Ein Faktor sei, dass Männer noch immer seltener zum Arzt gehen – trotz
Aktionen wie dem „Movember“, bei der für einen Monat lang
Schnurrbart-Tragen angesagt ist. Das Ziel der Bewegung: auf Themen der
Männergesundheit aufmerksam machen.
Zum anderen gebe es bei der Depressionsdiagnose
einen „Genderbias“, also eine Verzerrung der Wahrnehmung durch
Geschlechtervorurteile: „Die Depressionsforschung wurde hauptsächlich
anhand von weiblichen Probanden durchgeführt.“ Die so entstandenen
Diagnosefragebögen sind eigentlich nicht auf Männer übertragbar. Denn:
Häufiges Weinen und Grübeln, Selbstzweifel, Angstzustände – Symptome wie
diese geben sie selten an, oft aus Scham, weil derartige Gefühle als
typisch weiblich gelten. Trotz Erkrankung fallen also viele Männer durch
das Diagnoseraster.
Um
Depressionen bei Männern besser zu erkennen, reiche es aber nicht aus,
das Diagnoseraster zu erweitern, erklärt Möller-Leimkühler. Depressionen
und entsprechende Gefühle sollten gleichzeitig nicht mehr als Schwäche
oder persönliches Versagen angesehen werden. Zudem müssten Männer
lernen, einen besseren Zugang zu ihren Gefühlen zu bekommen und sich von
der Vorstellung des starken Mannes zu lösen. „Denn: Je stärker sich ein
Mann an diese Normen gebunden fühlt, desto eher fühlt er sich
unmännlich, wenn er Probleme hat, diese zu erfüllen. Studien zeigen,
dass dies mit einem höheren Depressionsrisiko einhergeht“, erklärt
Möller-Leimkühler.
Bei
vielen Männern äußern sich Depressionen aber tatsächlich ganz anders.
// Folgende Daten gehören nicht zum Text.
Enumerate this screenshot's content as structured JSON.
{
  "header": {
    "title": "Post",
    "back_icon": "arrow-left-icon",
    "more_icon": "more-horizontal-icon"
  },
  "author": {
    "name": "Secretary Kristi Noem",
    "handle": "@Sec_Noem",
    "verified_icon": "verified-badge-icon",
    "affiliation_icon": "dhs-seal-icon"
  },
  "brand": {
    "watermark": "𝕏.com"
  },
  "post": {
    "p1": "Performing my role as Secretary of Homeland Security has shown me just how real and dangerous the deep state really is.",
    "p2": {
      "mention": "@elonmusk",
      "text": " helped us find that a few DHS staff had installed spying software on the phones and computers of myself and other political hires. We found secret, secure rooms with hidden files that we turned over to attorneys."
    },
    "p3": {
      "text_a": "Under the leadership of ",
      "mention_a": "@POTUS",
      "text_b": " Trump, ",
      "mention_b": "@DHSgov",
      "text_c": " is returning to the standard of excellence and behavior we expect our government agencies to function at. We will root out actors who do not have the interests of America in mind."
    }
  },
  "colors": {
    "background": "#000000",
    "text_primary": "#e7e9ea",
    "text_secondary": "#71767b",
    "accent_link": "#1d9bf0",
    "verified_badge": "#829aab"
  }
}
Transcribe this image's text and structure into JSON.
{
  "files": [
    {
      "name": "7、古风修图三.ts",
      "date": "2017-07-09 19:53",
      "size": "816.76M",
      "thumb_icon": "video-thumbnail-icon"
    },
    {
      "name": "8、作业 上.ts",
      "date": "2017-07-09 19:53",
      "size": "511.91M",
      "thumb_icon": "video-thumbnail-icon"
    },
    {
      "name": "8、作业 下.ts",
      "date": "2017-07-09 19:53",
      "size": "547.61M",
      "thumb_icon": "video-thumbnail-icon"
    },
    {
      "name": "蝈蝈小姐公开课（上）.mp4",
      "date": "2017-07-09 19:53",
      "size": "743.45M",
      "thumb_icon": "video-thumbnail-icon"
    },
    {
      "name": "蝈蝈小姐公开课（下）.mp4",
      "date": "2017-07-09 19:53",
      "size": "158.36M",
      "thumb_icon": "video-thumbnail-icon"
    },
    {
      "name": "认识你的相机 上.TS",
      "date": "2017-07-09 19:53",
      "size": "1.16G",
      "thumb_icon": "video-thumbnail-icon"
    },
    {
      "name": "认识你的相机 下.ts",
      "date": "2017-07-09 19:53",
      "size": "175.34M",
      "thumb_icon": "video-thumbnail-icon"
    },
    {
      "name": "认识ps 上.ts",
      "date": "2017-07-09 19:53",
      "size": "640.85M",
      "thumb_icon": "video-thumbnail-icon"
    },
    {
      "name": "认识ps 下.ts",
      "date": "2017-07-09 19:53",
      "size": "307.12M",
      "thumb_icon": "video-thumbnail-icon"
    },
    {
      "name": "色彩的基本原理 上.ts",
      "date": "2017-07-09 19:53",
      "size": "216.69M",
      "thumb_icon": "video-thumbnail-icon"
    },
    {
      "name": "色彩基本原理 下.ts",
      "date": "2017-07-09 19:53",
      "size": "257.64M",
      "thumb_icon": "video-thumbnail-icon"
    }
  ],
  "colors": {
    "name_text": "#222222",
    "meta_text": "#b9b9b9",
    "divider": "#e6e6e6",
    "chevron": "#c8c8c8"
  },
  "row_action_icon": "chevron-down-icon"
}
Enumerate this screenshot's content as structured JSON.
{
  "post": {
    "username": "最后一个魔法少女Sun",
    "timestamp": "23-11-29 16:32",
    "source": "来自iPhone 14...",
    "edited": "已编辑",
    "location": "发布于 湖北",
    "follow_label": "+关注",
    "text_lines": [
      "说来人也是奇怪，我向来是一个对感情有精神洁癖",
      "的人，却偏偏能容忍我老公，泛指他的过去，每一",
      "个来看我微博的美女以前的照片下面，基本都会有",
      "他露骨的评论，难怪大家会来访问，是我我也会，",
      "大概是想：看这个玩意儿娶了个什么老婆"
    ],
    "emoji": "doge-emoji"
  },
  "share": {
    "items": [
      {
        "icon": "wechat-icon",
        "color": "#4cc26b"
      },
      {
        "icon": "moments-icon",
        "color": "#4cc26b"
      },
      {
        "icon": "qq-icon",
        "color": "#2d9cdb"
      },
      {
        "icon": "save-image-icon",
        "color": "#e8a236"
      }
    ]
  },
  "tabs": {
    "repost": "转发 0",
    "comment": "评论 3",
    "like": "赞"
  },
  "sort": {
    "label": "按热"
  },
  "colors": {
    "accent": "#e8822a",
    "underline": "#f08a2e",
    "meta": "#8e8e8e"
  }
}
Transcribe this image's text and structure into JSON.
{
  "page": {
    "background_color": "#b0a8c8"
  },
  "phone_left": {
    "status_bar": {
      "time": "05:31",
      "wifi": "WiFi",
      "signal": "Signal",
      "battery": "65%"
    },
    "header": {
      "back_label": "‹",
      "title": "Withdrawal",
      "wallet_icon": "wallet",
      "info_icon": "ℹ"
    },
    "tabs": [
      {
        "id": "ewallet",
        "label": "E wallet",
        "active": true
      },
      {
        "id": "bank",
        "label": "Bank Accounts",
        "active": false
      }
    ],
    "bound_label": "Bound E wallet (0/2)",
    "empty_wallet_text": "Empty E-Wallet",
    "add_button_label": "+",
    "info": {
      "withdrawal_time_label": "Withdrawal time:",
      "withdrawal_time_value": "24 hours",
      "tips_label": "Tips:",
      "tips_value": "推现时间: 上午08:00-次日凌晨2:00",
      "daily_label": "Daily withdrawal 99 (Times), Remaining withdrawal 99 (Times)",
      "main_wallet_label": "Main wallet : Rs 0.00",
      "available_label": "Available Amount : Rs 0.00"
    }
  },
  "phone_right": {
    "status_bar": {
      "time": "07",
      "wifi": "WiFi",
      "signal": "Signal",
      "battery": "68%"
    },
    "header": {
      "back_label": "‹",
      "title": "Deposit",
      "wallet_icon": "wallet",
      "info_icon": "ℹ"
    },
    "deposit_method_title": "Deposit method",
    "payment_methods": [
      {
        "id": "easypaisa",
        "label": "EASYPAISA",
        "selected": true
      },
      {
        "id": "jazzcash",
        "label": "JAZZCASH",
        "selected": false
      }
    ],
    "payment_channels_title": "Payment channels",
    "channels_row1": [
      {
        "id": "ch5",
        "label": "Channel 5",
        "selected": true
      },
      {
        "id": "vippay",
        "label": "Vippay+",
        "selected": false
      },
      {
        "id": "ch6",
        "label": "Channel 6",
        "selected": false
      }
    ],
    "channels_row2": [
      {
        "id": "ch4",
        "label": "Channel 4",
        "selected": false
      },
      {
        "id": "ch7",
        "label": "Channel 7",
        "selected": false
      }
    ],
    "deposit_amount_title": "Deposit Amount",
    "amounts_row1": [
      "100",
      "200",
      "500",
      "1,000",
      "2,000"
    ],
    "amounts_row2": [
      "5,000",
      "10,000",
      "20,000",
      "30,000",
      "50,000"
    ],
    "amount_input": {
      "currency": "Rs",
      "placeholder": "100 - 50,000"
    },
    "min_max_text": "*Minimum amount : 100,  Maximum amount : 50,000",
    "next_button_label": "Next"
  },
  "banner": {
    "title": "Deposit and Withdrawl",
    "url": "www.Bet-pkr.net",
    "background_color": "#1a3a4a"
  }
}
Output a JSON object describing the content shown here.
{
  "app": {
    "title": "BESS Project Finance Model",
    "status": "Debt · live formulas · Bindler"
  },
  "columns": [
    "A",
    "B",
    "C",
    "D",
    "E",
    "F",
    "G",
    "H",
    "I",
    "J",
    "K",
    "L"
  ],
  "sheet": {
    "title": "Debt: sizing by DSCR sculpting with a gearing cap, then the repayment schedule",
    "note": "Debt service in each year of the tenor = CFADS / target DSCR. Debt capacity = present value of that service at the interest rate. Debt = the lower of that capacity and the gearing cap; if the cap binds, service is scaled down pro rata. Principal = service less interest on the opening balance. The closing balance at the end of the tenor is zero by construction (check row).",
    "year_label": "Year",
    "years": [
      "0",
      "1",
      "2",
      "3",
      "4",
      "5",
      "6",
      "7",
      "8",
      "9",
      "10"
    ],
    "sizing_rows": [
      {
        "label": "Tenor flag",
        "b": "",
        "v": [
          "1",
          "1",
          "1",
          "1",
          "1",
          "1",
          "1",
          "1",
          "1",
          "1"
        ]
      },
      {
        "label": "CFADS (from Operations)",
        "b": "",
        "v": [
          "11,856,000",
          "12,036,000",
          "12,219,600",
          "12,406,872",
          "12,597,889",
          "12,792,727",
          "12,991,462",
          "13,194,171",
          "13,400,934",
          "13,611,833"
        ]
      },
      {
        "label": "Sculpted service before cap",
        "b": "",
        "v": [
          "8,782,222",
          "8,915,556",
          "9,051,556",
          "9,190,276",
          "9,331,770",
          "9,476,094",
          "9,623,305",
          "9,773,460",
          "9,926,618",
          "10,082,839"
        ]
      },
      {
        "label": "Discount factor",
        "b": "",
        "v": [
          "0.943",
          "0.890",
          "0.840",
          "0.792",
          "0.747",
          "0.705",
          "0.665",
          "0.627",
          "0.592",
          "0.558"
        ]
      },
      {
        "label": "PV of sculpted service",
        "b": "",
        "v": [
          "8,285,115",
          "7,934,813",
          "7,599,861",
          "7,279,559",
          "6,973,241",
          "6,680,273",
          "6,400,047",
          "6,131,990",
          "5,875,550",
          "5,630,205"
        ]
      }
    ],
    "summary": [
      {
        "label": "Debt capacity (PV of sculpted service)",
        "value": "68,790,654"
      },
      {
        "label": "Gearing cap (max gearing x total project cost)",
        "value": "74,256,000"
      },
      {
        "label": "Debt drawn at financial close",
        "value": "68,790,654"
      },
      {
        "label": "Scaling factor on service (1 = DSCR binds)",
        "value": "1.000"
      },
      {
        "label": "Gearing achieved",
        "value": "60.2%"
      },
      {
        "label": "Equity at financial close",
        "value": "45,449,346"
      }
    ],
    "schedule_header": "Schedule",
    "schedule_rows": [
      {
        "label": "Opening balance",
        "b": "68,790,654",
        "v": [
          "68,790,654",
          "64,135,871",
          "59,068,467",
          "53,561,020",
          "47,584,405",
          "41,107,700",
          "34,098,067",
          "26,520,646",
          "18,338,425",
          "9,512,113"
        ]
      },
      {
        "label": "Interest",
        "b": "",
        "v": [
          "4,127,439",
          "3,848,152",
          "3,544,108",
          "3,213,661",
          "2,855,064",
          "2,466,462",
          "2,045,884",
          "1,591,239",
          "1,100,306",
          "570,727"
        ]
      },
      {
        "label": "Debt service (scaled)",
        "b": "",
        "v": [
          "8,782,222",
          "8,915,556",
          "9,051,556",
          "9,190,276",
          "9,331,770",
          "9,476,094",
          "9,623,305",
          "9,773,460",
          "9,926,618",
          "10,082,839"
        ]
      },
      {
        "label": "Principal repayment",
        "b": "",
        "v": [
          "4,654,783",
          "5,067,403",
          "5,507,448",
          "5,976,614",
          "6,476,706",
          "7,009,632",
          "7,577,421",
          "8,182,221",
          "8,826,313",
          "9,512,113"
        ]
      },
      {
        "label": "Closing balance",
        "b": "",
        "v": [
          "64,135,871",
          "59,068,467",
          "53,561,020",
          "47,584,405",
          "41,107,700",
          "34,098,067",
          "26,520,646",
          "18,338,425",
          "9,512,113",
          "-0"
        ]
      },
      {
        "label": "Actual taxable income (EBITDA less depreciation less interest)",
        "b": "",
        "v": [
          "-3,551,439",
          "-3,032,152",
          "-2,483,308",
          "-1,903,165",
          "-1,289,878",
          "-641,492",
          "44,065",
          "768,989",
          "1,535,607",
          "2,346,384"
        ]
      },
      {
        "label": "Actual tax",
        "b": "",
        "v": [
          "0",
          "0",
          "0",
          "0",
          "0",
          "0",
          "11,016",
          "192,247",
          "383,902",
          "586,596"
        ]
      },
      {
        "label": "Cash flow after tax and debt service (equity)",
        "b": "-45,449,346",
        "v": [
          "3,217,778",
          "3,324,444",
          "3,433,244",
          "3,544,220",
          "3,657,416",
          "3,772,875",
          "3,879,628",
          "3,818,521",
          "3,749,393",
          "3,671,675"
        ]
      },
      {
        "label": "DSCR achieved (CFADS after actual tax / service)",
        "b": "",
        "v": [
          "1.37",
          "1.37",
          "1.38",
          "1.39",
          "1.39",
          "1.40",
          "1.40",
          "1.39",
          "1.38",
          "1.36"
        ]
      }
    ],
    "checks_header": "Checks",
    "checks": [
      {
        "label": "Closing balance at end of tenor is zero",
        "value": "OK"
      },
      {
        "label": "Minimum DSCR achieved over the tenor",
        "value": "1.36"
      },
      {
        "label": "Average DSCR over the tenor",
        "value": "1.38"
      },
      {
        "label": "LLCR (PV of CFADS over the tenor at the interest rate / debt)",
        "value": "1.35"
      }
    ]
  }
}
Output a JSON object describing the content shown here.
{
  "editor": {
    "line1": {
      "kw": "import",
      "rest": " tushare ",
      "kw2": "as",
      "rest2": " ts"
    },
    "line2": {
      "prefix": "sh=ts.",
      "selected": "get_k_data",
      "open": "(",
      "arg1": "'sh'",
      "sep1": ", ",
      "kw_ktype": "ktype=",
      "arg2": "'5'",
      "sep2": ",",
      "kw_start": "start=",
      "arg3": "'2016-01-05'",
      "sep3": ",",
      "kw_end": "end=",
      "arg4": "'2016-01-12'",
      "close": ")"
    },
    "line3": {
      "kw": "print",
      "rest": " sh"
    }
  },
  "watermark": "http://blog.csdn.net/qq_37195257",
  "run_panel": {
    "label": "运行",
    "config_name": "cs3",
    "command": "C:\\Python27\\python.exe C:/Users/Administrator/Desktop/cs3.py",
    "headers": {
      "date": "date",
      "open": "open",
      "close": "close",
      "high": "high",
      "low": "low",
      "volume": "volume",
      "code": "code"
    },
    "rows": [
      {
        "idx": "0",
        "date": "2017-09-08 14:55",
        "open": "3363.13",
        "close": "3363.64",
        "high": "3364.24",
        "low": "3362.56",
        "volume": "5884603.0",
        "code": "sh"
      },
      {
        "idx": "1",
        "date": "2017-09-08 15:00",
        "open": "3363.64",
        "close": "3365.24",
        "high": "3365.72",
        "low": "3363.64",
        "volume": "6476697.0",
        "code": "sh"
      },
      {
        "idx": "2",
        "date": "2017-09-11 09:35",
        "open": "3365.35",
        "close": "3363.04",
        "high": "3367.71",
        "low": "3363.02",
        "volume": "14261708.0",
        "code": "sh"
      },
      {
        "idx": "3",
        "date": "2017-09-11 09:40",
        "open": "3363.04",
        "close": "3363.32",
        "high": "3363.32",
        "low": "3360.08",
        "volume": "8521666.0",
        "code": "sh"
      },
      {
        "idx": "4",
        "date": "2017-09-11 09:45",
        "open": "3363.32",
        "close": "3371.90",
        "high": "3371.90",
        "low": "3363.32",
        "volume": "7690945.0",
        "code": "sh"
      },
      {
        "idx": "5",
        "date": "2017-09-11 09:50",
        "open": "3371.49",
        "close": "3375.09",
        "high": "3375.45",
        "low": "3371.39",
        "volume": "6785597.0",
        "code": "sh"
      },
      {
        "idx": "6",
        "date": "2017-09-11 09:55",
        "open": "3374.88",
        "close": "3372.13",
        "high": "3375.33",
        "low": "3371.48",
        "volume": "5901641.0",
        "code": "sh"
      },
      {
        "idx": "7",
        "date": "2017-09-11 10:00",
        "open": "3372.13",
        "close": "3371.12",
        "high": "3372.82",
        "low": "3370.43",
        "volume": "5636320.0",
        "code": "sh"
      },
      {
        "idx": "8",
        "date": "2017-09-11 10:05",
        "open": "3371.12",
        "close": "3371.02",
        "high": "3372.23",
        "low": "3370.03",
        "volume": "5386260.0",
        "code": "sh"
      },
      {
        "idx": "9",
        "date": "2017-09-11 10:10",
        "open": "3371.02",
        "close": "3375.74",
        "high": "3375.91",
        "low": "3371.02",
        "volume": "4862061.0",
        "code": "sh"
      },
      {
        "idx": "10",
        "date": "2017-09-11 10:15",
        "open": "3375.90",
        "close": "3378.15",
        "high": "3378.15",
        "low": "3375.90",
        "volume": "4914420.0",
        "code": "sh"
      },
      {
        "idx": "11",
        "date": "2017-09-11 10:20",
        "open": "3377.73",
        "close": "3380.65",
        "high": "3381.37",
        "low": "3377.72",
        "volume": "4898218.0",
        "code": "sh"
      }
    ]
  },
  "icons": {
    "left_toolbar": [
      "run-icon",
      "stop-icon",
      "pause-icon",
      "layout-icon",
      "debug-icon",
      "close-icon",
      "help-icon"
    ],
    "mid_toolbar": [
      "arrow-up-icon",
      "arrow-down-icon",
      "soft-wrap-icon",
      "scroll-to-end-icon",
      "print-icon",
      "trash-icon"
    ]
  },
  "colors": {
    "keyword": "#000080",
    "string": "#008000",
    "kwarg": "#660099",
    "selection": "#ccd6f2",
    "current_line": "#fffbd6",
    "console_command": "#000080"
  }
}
Anstatt traurig zu sein, zu grübeln und über den psychischen Stress zu
sprechen, kompensieren sie ihn auf der Verhaltensebene. „Die
Unterschiede bei den Symptomen basieren darauf, wie Männer mit
emotionalen Konflikten umgehen“, erklärt Möller-Leimkühler. Sie hätten
keinen unmittelbaren Draht zu ihren Gefühlen – was nicht nur
hirnanatomische, sondern auch sozialisationsbedingte Gründe habe:
„Jungen lernen schon früh, ihre Emotionen zu kontrollieren, was später
dazu führen kann, dass die typischen und eher bei Frauen beobachteten
Depressionssymptome verleugnet, verdrängt oder abgewehrt werden.“ Das
allerdings kann Symptome wie Aggressionen, Süchte und antisoziales Verhalten auslösen.
Suizidalität
hingegen ist ein Anzeichen, das bei beiden Geschlechtern auf eine
Depression hinweist. Die Rate ist bei Männern jedoch dreimal so hoch wie
bei Frauen. „Der Suizidversuch bei Frauen ist ein Hilfeschrei, Männer
setzen ihr Vorhaben dagegen mit härteren Methoden gezielt um. Sie haben
eine deutlich stärkere Selbsttötungsabsicht, denn wenn ihnen selbst das
nicht gelingt, wäre es ja peinlich“, sagt Möller-Leimkühler.
Nota. - Es berichtet eine Frau über die Forschungen einer Frau. Na so ein Zufall.